Tuesday 28 February 2017

System playing catch-up to families' needs

Katherine Donnelly

Katherine Donnelly

IT is the simplest of sums: a plethora of new housing estates plus more children equals rising demand for school places.

Gorey in Co Wexford has become the latest example of how the education system continues to play catch-up with the needs of young families in rapidly developing areas.

The signs of an explosion in demand for extra classrooms in Gorey, which has only one post-primary school, have been obvious for years. The population of the town has risen by 50pc to about 8,000 in the past decade.

Some of the town's outlying rural areas have seen even bigger percentage rises.

Elsewhere, Balbriggan was a high-profile flashpoint of inadequate school planning a few years ago when immigrant families in the north-county Dublin town found themselves squeezed out of schools.

It forced the emergency opening of a new primary school.

The house-building boom in Dublin 15 also forced a rushed decision by the Department of Education to open a primary school in the sprawling suburbs west of the capital.

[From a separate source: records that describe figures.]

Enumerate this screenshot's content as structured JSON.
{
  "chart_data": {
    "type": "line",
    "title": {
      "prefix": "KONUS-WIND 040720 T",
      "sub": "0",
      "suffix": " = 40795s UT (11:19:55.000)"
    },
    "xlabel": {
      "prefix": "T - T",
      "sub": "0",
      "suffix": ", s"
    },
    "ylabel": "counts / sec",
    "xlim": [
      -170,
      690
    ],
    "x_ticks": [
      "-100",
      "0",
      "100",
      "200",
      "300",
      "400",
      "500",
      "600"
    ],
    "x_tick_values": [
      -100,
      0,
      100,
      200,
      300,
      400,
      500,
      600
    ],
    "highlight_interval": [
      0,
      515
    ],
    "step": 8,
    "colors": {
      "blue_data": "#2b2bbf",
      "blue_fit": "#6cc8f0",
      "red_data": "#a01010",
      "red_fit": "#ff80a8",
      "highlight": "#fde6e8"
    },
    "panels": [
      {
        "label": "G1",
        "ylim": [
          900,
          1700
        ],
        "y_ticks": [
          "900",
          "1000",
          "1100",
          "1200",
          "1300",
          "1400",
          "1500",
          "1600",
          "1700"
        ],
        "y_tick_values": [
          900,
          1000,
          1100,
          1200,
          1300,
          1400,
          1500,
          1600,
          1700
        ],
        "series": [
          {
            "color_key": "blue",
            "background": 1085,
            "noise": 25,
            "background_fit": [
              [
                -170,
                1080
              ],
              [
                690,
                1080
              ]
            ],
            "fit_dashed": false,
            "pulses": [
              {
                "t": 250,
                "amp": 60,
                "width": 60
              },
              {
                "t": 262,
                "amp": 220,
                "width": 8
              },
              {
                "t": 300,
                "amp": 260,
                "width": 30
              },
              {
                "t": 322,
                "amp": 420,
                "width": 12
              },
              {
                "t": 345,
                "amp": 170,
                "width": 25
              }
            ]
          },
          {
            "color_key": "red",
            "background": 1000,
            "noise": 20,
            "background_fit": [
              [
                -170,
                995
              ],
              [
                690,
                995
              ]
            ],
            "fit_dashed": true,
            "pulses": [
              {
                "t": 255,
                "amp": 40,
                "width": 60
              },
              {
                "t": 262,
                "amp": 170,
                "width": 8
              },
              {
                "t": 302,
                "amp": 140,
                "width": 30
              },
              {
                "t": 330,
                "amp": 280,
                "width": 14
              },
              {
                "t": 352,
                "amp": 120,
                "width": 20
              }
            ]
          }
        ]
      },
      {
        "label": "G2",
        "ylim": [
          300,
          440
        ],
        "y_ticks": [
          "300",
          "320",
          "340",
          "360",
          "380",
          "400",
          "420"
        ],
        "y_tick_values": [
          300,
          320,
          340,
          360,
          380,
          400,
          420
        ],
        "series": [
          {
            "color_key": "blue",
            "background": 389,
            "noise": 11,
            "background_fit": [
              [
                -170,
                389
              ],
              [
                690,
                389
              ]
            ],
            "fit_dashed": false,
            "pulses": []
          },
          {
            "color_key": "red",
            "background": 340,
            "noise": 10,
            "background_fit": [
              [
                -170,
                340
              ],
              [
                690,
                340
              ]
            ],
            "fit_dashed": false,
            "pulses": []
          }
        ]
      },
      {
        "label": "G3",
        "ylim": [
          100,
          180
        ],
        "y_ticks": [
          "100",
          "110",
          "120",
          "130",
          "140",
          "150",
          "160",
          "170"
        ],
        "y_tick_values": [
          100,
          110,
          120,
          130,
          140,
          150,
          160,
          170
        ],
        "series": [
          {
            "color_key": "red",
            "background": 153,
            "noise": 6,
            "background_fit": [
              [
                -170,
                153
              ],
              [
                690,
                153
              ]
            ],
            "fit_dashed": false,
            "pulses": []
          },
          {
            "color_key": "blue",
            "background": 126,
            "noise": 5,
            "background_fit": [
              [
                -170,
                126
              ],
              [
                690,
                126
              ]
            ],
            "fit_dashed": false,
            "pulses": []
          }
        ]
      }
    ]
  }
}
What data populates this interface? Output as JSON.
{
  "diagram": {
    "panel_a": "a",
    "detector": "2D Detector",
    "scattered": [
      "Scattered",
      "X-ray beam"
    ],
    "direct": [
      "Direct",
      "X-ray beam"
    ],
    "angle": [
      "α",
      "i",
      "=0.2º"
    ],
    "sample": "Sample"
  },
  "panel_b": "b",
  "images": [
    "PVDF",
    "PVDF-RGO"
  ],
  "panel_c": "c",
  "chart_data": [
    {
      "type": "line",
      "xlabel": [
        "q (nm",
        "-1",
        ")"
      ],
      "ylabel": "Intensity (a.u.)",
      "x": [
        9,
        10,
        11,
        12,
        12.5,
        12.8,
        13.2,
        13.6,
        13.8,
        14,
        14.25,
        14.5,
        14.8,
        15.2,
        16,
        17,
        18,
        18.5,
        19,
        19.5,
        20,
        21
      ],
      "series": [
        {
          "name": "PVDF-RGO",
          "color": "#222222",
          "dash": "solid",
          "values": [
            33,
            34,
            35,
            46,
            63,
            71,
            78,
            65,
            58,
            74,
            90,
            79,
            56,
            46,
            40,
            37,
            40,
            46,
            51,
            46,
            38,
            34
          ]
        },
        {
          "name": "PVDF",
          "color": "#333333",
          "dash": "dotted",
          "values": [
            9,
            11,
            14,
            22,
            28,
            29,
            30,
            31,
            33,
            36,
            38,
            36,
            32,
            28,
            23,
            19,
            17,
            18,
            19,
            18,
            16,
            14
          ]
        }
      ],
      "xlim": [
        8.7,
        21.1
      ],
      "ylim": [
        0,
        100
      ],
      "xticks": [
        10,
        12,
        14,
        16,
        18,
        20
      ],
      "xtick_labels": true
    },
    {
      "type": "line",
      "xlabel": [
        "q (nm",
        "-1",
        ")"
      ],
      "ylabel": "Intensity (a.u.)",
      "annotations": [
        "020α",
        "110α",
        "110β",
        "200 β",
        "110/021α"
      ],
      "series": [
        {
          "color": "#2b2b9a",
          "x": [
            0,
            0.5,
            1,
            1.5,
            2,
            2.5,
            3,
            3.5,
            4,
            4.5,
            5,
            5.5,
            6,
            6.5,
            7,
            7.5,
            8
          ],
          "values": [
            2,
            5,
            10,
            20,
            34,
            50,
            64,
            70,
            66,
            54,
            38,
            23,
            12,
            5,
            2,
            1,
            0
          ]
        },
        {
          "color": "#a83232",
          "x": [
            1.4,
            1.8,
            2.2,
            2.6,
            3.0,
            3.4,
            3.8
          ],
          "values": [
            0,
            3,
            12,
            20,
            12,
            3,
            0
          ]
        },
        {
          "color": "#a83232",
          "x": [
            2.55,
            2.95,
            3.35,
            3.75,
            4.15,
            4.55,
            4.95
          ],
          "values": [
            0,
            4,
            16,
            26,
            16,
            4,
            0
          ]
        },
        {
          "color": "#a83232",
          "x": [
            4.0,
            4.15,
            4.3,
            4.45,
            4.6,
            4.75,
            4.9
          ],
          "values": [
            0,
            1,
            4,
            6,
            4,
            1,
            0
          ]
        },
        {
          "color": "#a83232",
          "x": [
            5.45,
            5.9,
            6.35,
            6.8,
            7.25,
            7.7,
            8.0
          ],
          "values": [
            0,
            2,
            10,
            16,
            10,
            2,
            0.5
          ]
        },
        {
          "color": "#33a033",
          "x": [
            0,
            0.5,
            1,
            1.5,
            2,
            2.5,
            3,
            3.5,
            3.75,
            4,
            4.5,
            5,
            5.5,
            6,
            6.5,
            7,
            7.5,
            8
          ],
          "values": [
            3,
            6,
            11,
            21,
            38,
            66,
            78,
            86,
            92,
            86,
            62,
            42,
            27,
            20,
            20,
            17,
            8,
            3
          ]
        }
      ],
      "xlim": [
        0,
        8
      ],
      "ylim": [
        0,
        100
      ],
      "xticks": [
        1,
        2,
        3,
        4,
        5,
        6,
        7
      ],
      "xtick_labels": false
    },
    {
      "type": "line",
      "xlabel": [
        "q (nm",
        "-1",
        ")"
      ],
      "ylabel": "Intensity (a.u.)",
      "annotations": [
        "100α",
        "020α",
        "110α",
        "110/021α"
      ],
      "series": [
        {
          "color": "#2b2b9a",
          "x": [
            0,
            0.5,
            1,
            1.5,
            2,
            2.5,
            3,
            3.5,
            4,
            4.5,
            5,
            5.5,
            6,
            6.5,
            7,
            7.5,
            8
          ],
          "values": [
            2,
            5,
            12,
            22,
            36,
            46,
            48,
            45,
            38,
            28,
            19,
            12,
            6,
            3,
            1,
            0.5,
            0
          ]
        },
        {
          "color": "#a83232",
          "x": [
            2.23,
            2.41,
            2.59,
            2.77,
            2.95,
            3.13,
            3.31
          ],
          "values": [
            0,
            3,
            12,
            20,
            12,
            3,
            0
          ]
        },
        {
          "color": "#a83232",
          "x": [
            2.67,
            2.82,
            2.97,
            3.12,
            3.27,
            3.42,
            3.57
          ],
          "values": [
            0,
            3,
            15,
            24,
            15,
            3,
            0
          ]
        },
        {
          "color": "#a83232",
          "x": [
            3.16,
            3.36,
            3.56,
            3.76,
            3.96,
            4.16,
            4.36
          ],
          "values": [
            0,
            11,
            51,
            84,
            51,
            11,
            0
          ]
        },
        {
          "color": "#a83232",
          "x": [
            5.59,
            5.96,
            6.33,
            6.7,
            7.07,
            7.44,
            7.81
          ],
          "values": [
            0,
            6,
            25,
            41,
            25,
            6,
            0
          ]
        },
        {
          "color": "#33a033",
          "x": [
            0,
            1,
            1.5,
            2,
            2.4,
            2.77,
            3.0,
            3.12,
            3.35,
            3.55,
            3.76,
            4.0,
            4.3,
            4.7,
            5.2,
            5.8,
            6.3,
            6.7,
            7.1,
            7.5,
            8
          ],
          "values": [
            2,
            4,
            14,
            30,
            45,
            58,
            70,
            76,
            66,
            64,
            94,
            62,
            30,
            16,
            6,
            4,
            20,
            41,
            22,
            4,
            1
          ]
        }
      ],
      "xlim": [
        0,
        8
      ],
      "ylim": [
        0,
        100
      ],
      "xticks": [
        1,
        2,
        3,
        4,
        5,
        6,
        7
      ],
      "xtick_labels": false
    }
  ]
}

Schools in other areas, mainly in the extended Dublin commuter belt, have felt similar pressures.

In 2007, the Department of Education set up a Developing Areas Unit to try to keep pace with demand by identifying the areas of rapid population growth and fast-tracking school building.

In 2006, the people of Gorey were promised a second post-primary school.

The best guess now is that it won't open before September 2012.